Ja walczę o to aby polubić biegania na tyle, aby się już z nim nie rozstawać na lata. A nie jest to proste, łatwe i oczywiste. Ciągle ważę o wiele za dużo aby biegało się z przyjemnością każdego dnia. Aczkolwiek widząc tuż przed metą plecy Leszka czułem się niemal jak pełnoprawny uczestnik raportu ze środka stawki, a nie tylko wymieniany "za zasługi". Jestem Ci Leszku naprawdę bardzo wdzięczny, że często o mnie bądź o moich dzieciakach wspominasz. Czekam na Twój raport bardziej niż na wyniki (wiem, koordynatorzy nas rozpieścili i wyniki są szybciej niż poparkrunowy prysznic, a daleko do domu nie mam!). Ale tym razem Leszek mnie ostudził na samym wstępie :) Jaki środek stawki! Brakowało 26 biegaczy aby to był środek stawki! 

 


 

Pewnie tego nie pamiętasz, ale mniej więcej wtedy kiedy poprzednim razem dochodziłem do formy (5? 6? lat temu) powiedziałeś mi na parkunie jedną z bardziej motywujących rzeczy jaką usłyszałem. Tuż za podbiegiem na mały staw odwróciłeś się i z pozytywnym zaskoczeniem rzuciłeś: "Tomek? Tutaj?"

:D

Dzięki. 

PS. Nie miałem krótkich spodenek bo były w praniu.  

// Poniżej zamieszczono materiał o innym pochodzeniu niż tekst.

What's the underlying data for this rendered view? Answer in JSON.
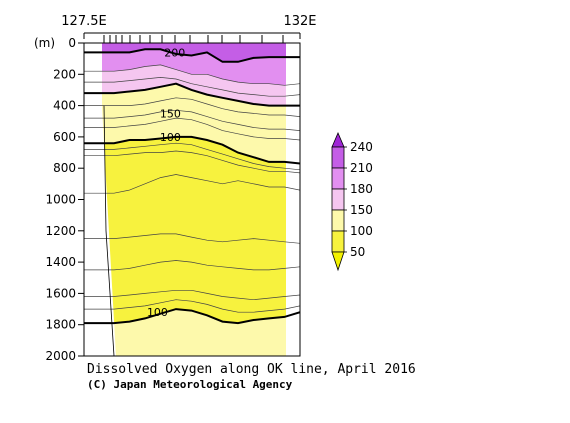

fot. Rajmund Steczeń i parkun

 


 

 

5 komentarzy:

  1. Bardzo przyjemnie się czyta twoje teksty, sąsiedzie

    OdpowiedzUsuń
  2. Ile zrzuciłem kg jeśli to nie tajemnica, też walczę z kg 😔

    OdpowiedzUsuń
  3. Wyczuwam poczucie humoru w tym tekscie, taki jak lubię :)

    OdpowiedzUsuń
  4. Banalnie proste - przestałem biegać i zacząłem więcej jeść. I tak przez 3 lata po 1.5 kg miesięcznie w górę.